Swim and surface; suck in air, go down again. She did not let herself think about them waiting out there, the light ready, guns ready. Before she expected it, she felt the bottom and she knew she was in the shallows.

She felt the wash of soft waves and she flattened out and crawled. She wanted to look back, but she forced herself forward until finally the cold wash of air told her she was wholly exposed, that there was no more protection to be had from the dark water.

The beach lay just ahead, the first pile of driftwood slightly to her left. She saw Barr kick up from the water a dozen feet from her. He splashed to the beach and ran at an awkward, stumbling weave across the shingle. She looked back and saw the launch again. Moonlight glinted on metal and she made out a man standing in the bow, a rifle in his hands.

She leaped up and began to run, looking over her shoulder, curiously afraid to turn wholly away from the gunman.

She could see him hesitate and half-turn at her sudden appearance. Off to her left there came the sound of someone running along the headland and she began to weave as she had seen Barr do.

The few seconds' diversion gave Barr the needed time to make the temporary safety of the driftwood. And then she realized she was alone—the single clear target.

She sprinted, scarcely aware of the sharp pebbles jabbing into her bare feet. Breath sobbing, she raced for the driftwood, forgetting to weave, forgetting everything but the desire for safety.
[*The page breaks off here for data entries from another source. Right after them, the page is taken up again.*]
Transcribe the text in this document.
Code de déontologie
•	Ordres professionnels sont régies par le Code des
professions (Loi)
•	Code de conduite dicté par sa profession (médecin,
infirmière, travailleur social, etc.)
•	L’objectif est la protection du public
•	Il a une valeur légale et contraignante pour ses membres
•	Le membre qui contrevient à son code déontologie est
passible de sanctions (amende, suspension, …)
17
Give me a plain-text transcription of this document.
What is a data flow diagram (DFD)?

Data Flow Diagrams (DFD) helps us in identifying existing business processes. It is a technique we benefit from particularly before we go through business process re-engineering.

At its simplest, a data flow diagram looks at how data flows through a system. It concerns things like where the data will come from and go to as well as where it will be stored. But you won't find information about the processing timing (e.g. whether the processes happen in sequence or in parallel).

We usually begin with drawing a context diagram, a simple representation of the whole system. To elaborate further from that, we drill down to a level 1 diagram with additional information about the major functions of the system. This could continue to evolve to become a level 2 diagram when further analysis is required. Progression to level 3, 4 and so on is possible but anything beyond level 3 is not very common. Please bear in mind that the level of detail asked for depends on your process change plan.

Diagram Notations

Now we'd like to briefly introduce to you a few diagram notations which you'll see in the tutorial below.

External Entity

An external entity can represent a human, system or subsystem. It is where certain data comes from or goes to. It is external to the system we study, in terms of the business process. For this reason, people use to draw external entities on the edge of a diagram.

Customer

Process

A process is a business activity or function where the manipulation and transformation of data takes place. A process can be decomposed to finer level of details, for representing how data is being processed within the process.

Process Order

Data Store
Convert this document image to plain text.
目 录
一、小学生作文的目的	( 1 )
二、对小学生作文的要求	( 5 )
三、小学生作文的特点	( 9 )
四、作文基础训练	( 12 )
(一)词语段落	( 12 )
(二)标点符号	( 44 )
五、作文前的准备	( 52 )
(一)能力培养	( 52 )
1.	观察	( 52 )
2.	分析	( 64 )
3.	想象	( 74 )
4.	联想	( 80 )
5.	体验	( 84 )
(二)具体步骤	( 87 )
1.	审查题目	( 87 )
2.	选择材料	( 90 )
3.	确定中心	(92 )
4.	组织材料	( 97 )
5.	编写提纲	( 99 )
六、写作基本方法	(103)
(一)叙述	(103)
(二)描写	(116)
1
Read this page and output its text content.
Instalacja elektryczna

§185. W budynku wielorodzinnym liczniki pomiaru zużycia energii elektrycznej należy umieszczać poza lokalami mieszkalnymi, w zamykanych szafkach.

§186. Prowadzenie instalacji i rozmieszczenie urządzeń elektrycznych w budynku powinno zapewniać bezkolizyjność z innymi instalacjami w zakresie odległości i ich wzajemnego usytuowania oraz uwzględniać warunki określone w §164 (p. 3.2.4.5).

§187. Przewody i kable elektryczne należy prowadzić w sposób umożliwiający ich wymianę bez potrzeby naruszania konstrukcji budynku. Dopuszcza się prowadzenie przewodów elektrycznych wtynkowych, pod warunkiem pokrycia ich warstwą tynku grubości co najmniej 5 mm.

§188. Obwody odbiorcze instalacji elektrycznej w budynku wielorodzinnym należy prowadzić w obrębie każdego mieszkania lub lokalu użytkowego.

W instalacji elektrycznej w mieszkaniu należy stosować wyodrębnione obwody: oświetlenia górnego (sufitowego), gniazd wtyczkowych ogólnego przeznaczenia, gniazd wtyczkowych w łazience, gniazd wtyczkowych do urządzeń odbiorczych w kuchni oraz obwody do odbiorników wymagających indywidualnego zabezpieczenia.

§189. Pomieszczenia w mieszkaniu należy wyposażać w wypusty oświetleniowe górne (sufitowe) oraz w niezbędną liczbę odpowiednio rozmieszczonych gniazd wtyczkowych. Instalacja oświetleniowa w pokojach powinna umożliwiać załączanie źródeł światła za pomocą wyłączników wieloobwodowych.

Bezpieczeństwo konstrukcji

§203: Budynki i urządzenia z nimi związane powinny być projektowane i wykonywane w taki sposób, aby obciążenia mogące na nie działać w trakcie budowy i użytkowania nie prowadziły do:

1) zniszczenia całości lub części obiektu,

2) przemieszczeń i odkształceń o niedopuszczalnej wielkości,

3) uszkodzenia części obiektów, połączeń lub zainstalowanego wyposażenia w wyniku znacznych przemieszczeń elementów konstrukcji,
She heard the shot and felt the spray of chipped rock against her ankle. The wood was close, very close. Another shot and splinters of water-logged wood flew up almost in her face.

She dived the last few feet. Something soft broke her fall, caught her, and dragged her deeper into shadow. It was Barr and she could only lie as she had fallen, against his chest, his arm about her, while she sucked in great gulps of air.

“You're a double-damned fool,” he said.

The tension built up in her wanted release in tears. She fought to hold them back. She couldn't cry now. They weren't safe yet.

She became aware that Barr had left her. He was peering over the driftwood. “It takes a real marksman to come as close to a moving target as that boy on the boat did,” he murmured. “And there's our pal on the headland. He could decide to come down here.”

She had breath now. “Why doesn't someone come?”

Only the inn showed life behind them—light screened away by drawn curtains. She glanced toward the inhabited headland. Darkness was there except for the lone light from Portia's cottage. On the tip of the headland, that light could be seen well out to sea.

“I don't know,” Barr said in answer to her question. “They might think it's smugglers out here playing games with the government. And no self-respecting Britisher would think of interfering with a jolly bit of smuggling.”

He looked over the driftwood. “If we go for the inn, we'll make perfect targets in this moonlight. If we wait here, they'll come for us sooner or later.”

She felt the cold air as her body heat, whipped up by her running, began to drain. A brassiere and panties were small protection against the damp night air. She said, “We might try for that next pile of driftwood and then for that old boat. Beyond that there's shadow. We could make it to your cottage.”

Barr studied the idea. “It's not much of a chance,” he said. “But it's the only one we have.” He was shivering, too, clad only in shorts. “Damn it, since when did Roget get an organization to work for him?”

For all Lenny knew, Leon might own an army.

Barr said, “Unless this means the boys who want to buy what he has to sell have come.”

“Then he could sell and go with them,” Lenny said.

Barr shrugged. “Unless he's afraid to go meet them personally right now. We have him pretty well watched.”

He had scarcely finished speaking when he was gone, sprinting for the next pile of driftwood. Without thinking, she raced after him. He was obviously in pain from his wound and she caught and passed him.